Tuesday, September 25, 2007

Crude hosts

The elected President of Iran, Mahmoud Ahmadinejad, was invited to speak and engage in a public forum at Columbia University yesterday. Considering the rudeness and out-right hostility he faced, he seemed to handle himself with commendable aplomb. The President of Columbia University, Lee Bollinger, provided one of the more boorish displays from an American academician in recent memory. Bollinger, seemingly bent on providing Fox News with it's course of raw meat for the day, acted the part of the "ugly American" to a tee. He came off as nasty, ill-informed, and downright arrogant. Perfect for Fox in fact.

While I do not agree with much of what Ahmadinejad stands for, and he certainly has made a number of regrettable and ill-informed statements, he has not bombed and invaded any countries under dubious circumstances (like some other president I know), and he has not threatened the United States in any serious way. Whether we like to admit it or not, he was legitimately elected in Iran, and he actually wields considerably less power in Iran than George W. Bush has appropriated for himself in this country. Why not let him speak, judge him on his statements, and perhaps try to engage and educate him to a more enlightened point of view? That's the truly American response that I was taught.

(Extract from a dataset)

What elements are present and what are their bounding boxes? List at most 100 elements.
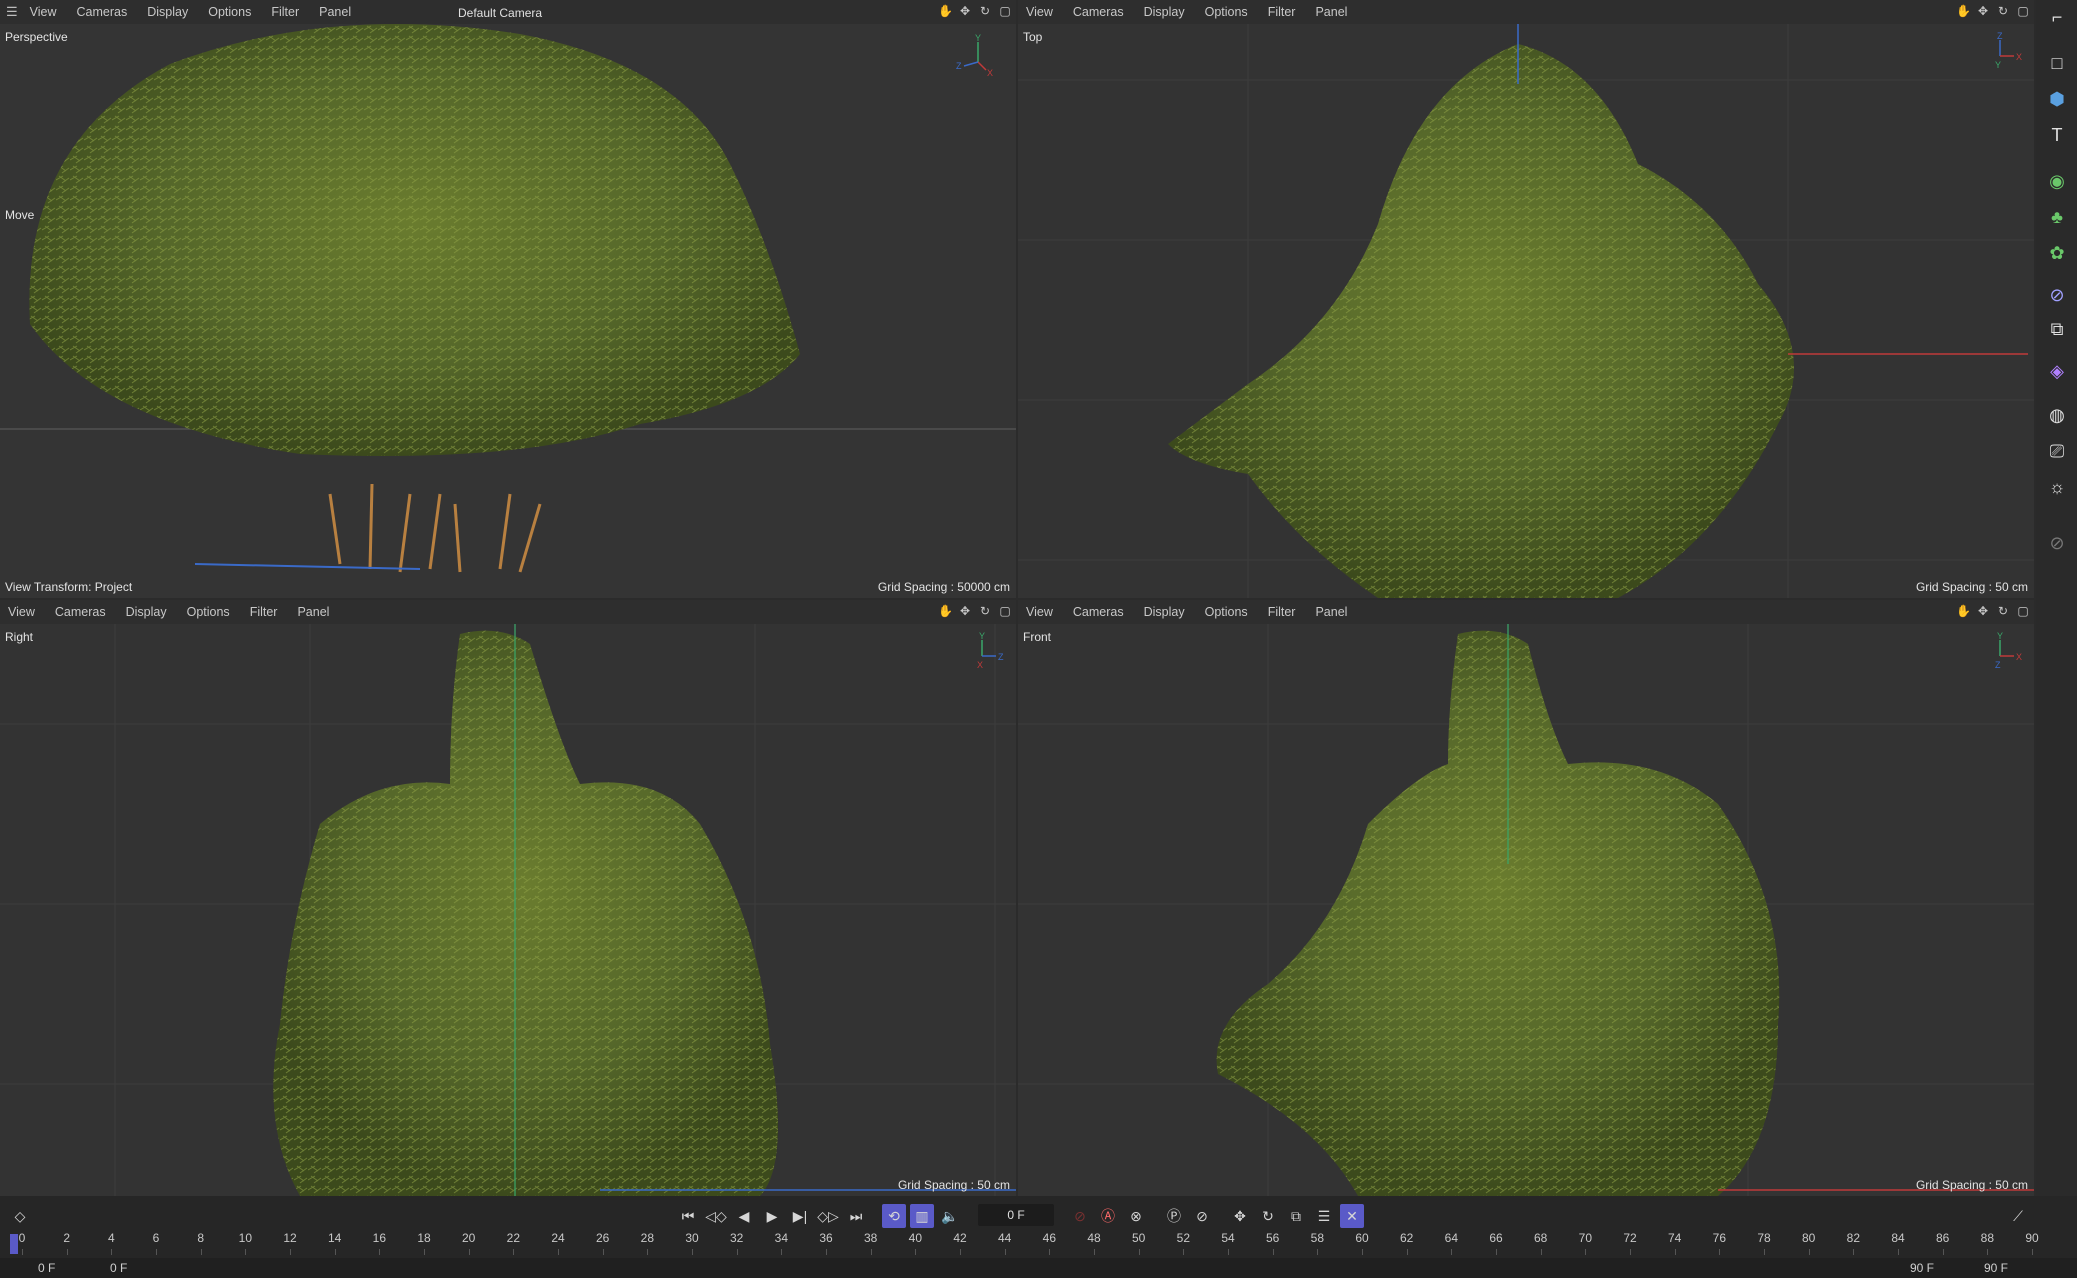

Moreover, why bar Ahmadinejad from visiting Ground Zero, in lower Manhattan, if he had expressed a wish to do so? There is not a shred of evidence linking Iran to the 9/11 attacks, recall that most of the 9/11 hijackers were Saudi citizens. Indeed, Iranians expressed deep sympathy with Americans after the attacks, as did much of the world. Sympathies which the Bush administration has done much to undue since then. If the attempt is to further try and demonize Iran as somehow responsible for Bush's debacle in Iraq, then we must not forget that Iraq too had nothing to do with 9/11. How is it that we became such crude hosts?